GM: Do you consider punk to be more a musical or political animal? Punk doesn't mean a thing. The real punks seem to be defined by political activities and have much broader musical tastes than the suburban posers.

JB: Punk is still the generally accepted term for that which is dangerous. People can say punk is dead, but Big Band music isn't dead in that sense. Punk won't be dead until something more dangerous replaces it. When someone has found out how to make industrial music teenage then that will be the new element of danger in a couple years.

GM: What I've been doing is making punk disco, which is the easiest thing to do in the world. I can program Colombian beats and cover it with seditious lyrics.
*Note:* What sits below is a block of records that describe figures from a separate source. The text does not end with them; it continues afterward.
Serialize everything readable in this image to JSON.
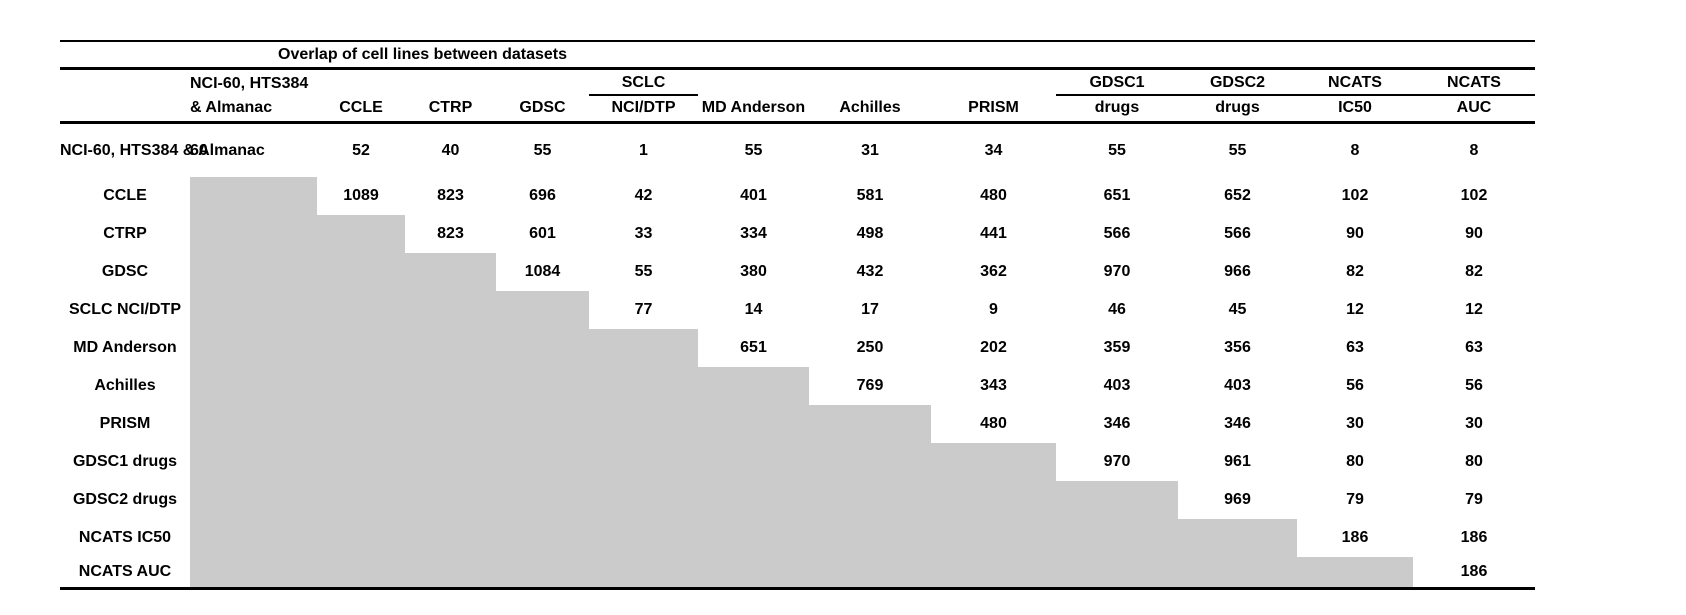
{
  "title": "Overlap of cell lines between datasets",
  "colors": {
    "background": "#ffffff",
    "text": "#000000",
    "shaded_cell": "#cbcbcb",
    "rule": "#000000"
  },
  "columns": [
    {
      "line1": "NCI-60, HTS384",
      "line2": "& Almanac"
    },
    {
      "line1": "",
      "line2": "CCLE"
    },
    {
      "line1": "",
      "line2": "CTRP"
    },
    {
      "line1": "",
      "line2": "GDSC"
    },
    {
      "line1": "SCLC",
      "line2": "NCI/DTP"
    },
    {
      "line1": "",
      "line2": "MD Anderson"
    },
    {
      "line1": "",
      "line2": "Achilles"
    },
    {
      "line1": "",
      "line2": "PRISM"
    },
    {
      "line1": "GDSC1",
      "line2": "drugs"
    },
    {
      "line1": "GDSC2",
      "line2": "drugs"
    },
    {
      "line1": "NCATS",
      "line2": "IC50"
    },
    {
      "line1": "NCATS",
      "line2": "AUC"
    }
  ],
  "rows": [
    {
      "label": "NCI-60, HTS384\n& Almanac",
      "values": [
        60,
        52,
        40,
        55,
        1,
        55,
        31,
        34,
        55,
        55,
        8,
        8
      ]
    },
    {
      "label": "CCLE",
      "values": [
        null,
        1089,
        823,
        696,
        42,
        401,
        581,
        480,
        651,
        652,
        102,
        102
      ]
    },
    {
      "label": "CTRP",
      "values": [
        null,
        null,
        823,
        601,
        33,
        334,
        498,
        441,
        566,
        566,
        90,
        90
      ]
    },
    {
      "label": "GDSC",
      "values": [
        null,
        null,
        null,
        1084,
        55,
        380,
        432,
        362,
        970,
        966,
        82,
        82
      ]
    },
    {
      "label": "SCLC NCI/DTP",
      "values": [
        null,
        null,
        null,
        null,
        77,
        14,
        17,
        9,
        46,
        45,
        12,
        12
      ]
    },
    {
      "label": "MD Anderson",
      "values": [
        null,
        null,
        null,
        null,
        null,
        651,
        250,
        202,
        359,
        356,
        63,
        63
      ]
    },
    {
      "label": "Achilles",
      "values": [
        null,
        null,
        null,
        null,
        null,
        null,
        769,
        343,
        403,
        403,
        56,
        56
      ]
    },
    {
      "label": "PRISM",
      "values": [
        null,
        null,
        null,
        null,
        null,
        null,
        null,
        480,
        346,
        346,
        30,
        30
      ]
    },
    {
      "label": "GDSC1 drugs",
      "values": [
        null,
        null,
        null,
        null,
        null,
        null,
        null,
        null,
        970,
        961,
        80,
        80
      ]
    },
    {
      "label": "GDSC2 drugs",
      "values": [
        null,
        null,
        null,
        null,
        null,
        null,
        null,
        null,
        null,
        969,
        79,
        79
      ]
    },
    {
      "label": "NCATS IC50",
      "values": [
        null,
        null,
        null,
        null,
        null,
        null,
        null,
        null,
        null,
        null,
        186,
        186
      ]
    },
    {
      "label": "NCATS AUC",
      "values": [
        null,
        null,
        null,
        null,
        null,
        null,
        null,
        null,
        null,
        null,
        null,
        186
      ]
    }
  ],
  "chart_data": {
    "type": "table",
    "title": "Overlap of cell lines between datasets",
    "row_labels": [
      "NCI-60, HTS384 & Almanac",
      "CCLE",
      "CTRP",
      "GDSC",
      "SCLC NCI/DTP",
      "MD Anderson",
      "Achilles",
      "PRISM",
      "GDSC1 drugs",
      "GDSC2 drugs",
      "NCATS IC50",
      "NCATS AUC"
    ],
    "column_labels": [
      "NCI-60, HTS384 & Almanac",
      "CCLE",
      "CTRP",
      "GDSC",
      "SCLC NCI/DTP",
      "MD Anderson",
      "Achilles",
      "PRISM",
      "GDSC1 drugs",
      "GDSC2 drugs",
      "NCATS IC50",
      "NCATS AUC"
    ],
    "matrix": [
      [
        60,
        52,
        40,
        55,
        1,
        55,
        31,
        34,
        55,
        55,
        8,
        8
      ],
      [
        null,
        1089,
        823,
        696,
        42,
        401,
        581,
        480,
        651,
        652,
        102,
        102
      ],
      [
        null,
        null,
        823,
        601,
        33,
        334,
        498,
        441,
        566,
        566,
        90,
        90
      ],
      [
        null,
        null,
        null,
        1084,
        55,
        380,
        432,
        362,
        970,
        966,
        82,
        82
      ],
      [
        null,
        null,
        null,
        null,
        77,
        14,
        17,
        9,
        46,
        45,
        12,
        12
      ],
      [
        null,
        null,
        null,
        null,
        null,
        651,
        250,
        202,
        359,
        356,
        63,
        63
      ],
      [
        null,
        null,
        null,
        null,
        null,
        null,
        769,
        343,
        403,
        403,
        56,
        56
      ],
      [
        null,
        null,
        null,
        null,
        null,
        null,
        null,
        480,
        346,
        346,
        30,
        30
      ],
      [
        null,
        null,
        null,
        null,
        null,
        null,
        null,
        null,
        970,
        961,
        80,
        80
      ],
      [
        null,
        null,
        null,
        null,
        null,
        null,
        null,
        null,
        null,
        969,
        79,
        79
      ],
      [
        null,
        null,
        null,
        null,
        null,
        null,
        null,
        null,
        null,
        null,
        186,
        186
      ],
      [
        null,
        null,
        null,
        null,
        null,
        null,
        null,
        null,
        null,
        null,
        null,
        186
      ]
    ],
    "layout_hints": {
      "shape": "upper-triangular matrix",
      "lower_triangle": "shaded gray (no values)",
      "grid": "horizontal rules only (top, under title, under headers, bottom)",
      "diagonal": "dataset size (self-overlap)"
    }
  }
}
JB: My wife could do that with you, she knows all the Carmen Miranda tunes and she's a great singer. But you have to look out for that. Disco is the government's music because it's sedate and doesn't make you think. Even if you put seditious lyrics to it. Early Human League lyrics were pretty seditious but people still shook their asses to it instead of shaking loose the spider webs in their heads.

MP: Well, you know the Plato idea about how when the mode of the music changes the walls of the city shake.

JB: That's why the Ayatollah banned music entirely in Iran. In this case all intelligent and interesting music has been banned because it stimulates the brain. Instead we get Berlin and in the 70's we had the Eagles. It's all music designed to make us as stupid as possible, and to go hand it hand with the television shows and the USA Today style newspapers which are also designed to make people stop thinking.